On May 7, 1792 Captain Robert Gray sailed into the bay and named the area Bullfinch Harbor. Later, Captain George Vancouver renamed the area after Captain Gray, now called Gray's Harbor.
The first white established settler on the Point was Matthew McGee, who settled in the early 1860s. He sold the southern portion of the peninsula to A.O. Damon in 1878 for a trading supply center whose dock extended into the Oyehut channel.
A.O. Damon took over the entire peninsula from McGee with the land passed along to his grandson, Ralph Minard, who used the area as a cattle ranch from 1929 until he sold to the Long Beach Development Corporation in 1960 for $1,000,000.
At the time the Washington State legislature was considering legalizing some forms of gambling. In expectation of a huge casino development, the Long Beach Development Corporation opened their sale of lots in a travel trailer parked in the dunes.
Soon the word spread about the California-style development of the place called Long Beach. The price of lots began at $595 and were sold sight unseen from the first plat maps. As the numbers of lots sold rose, the prices rose.
Property lots were staked and numbered only as the road construction crews began to lay out the massive road system. Even though the first roads were only 20 miles (32 km) in length, the downtown area had mercury vapor lights to show that this was a booming city.
In the first year 25 homes were constructed and their owners had charter membership certificates in the Long Beach Community Club.
As the development grew, the Ginny Simms Restaurant and Nightclub brought in the Hollywood set.
In fact, on Grand Opening night chartered planes flew up a whole contingent of Hollywood stars, and 11,000 people turned out at Bowerman Basin to see the celebrities.
By December, 1960, 25 miles (40 km) of canals were planned, a six-hole golf course was drawing players, and the mall shopping area was ready for the 1961 Long Beach Estates construction boom.
The mall, 100 motel units, three restaurants and the airstrip sprang up from the sandy ground with the marina opening in 1963. The SS Catala was brought up from California to become a "boatel" and charter fleet office.

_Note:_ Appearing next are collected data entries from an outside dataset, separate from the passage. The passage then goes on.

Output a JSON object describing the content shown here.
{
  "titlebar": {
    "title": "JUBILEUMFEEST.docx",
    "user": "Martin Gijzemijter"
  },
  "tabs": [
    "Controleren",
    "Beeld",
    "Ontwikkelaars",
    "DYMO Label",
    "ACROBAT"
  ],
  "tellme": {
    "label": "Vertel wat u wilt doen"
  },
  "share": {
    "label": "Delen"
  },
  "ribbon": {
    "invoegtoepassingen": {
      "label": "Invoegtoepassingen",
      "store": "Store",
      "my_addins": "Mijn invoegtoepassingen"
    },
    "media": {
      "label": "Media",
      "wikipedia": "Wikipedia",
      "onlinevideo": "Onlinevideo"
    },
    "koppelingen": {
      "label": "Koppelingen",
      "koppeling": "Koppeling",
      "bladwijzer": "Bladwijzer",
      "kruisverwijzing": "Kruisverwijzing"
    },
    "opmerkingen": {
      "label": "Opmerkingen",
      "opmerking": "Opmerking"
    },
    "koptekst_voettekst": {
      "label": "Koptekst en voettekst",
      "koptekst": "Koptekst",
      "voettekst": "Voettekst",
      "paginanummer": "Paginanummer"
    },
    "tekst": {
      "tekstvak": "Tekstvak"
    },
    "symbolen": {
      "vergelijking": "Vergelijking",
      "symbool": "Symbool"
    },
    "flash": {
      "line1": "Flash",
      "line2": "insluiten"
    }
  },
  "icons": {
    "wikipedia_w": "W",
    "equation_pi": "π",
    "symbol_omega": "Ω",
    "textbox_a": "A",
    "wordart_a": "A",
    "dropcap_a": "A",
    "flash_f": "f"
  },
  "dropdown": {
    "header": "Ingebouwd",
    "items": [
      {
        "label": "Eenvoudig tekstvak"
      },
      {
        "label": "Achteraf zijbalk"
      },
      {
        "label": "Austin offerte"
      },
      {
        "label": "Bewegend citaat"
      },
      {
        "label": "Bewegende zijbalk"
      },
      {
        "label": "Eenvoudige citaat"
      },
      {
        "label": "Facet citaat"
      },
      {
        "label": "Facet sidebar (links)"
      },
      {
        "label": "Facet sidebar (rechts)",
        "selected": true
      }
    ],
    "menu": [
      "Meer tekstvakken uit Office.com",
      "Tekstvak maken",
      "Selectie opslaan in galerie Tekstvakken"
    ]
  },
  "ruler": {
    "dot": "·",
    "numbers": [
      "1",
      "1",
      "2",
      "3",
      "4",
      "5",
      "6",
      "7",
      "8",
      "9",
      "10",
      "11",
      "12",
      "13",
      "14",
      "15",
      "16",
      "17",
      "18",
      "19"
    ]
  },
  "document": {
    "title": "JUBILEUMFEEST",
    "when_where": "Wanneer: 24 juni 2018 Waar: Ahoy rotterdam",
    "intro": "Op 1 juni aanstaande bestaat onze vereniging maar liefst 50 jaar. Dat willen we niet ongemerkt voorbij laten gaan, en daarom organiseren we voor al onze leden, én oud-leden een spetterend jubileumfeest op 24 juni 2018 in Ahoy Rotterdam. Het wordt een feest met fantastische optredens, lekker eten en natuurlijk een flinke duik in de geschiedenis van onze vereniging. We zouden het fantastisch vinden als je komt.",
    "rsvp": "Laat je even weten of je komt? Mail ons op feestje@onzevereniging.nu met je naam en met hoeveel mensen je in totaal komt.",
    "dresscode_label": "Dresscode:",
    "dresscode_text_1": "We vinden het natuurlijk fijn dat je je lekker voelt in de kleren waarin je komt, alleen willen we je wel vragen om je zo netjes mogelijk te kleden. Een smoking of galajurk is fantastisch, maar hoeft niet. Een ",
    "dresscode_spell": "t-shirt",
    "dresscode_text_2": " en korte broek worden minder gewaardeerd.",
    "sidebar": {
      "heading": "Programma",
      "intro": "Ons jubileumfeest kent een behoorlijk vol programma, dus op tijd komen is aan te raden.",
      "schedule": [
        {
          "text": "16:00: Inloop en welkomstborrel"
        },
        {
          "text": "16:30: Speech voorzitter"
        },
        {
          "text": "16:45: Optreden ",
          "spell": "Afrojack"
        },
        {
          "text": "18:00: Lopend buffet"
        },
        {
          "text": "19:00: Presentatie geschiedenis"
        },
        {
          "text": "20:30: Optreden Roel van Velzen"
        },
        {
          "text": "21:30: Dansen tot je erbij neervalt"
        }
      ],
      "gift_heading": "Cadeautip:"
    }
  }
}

Two years later a southwest winter storm drove her into the sand and for many years she was the most famous shipwreck on the Washington Coast. In 1966 the famous gates to the city were installed.
Pat Boone became a local resident in 1967 as a stockholder in the Long Beach Estates Incorporated and promotion of the development was sped along by the famous Celebrity Golf tournaments hosted by Boone.
By 1969 Long Beach was declared the "Richest Little City" with an assessed valuation of $35 million and 900 permanent residents. The following year the city was incorporated with a planning commission formed to zone the city and codify streets.
The city's first school opened in 1971 and road paving on streets began in earnest.
During the 1970s, the town struggled through many setbacks brought on mainly by the state's economic recession. By the 1980s, the slump was over and construction of homes and businesses increased.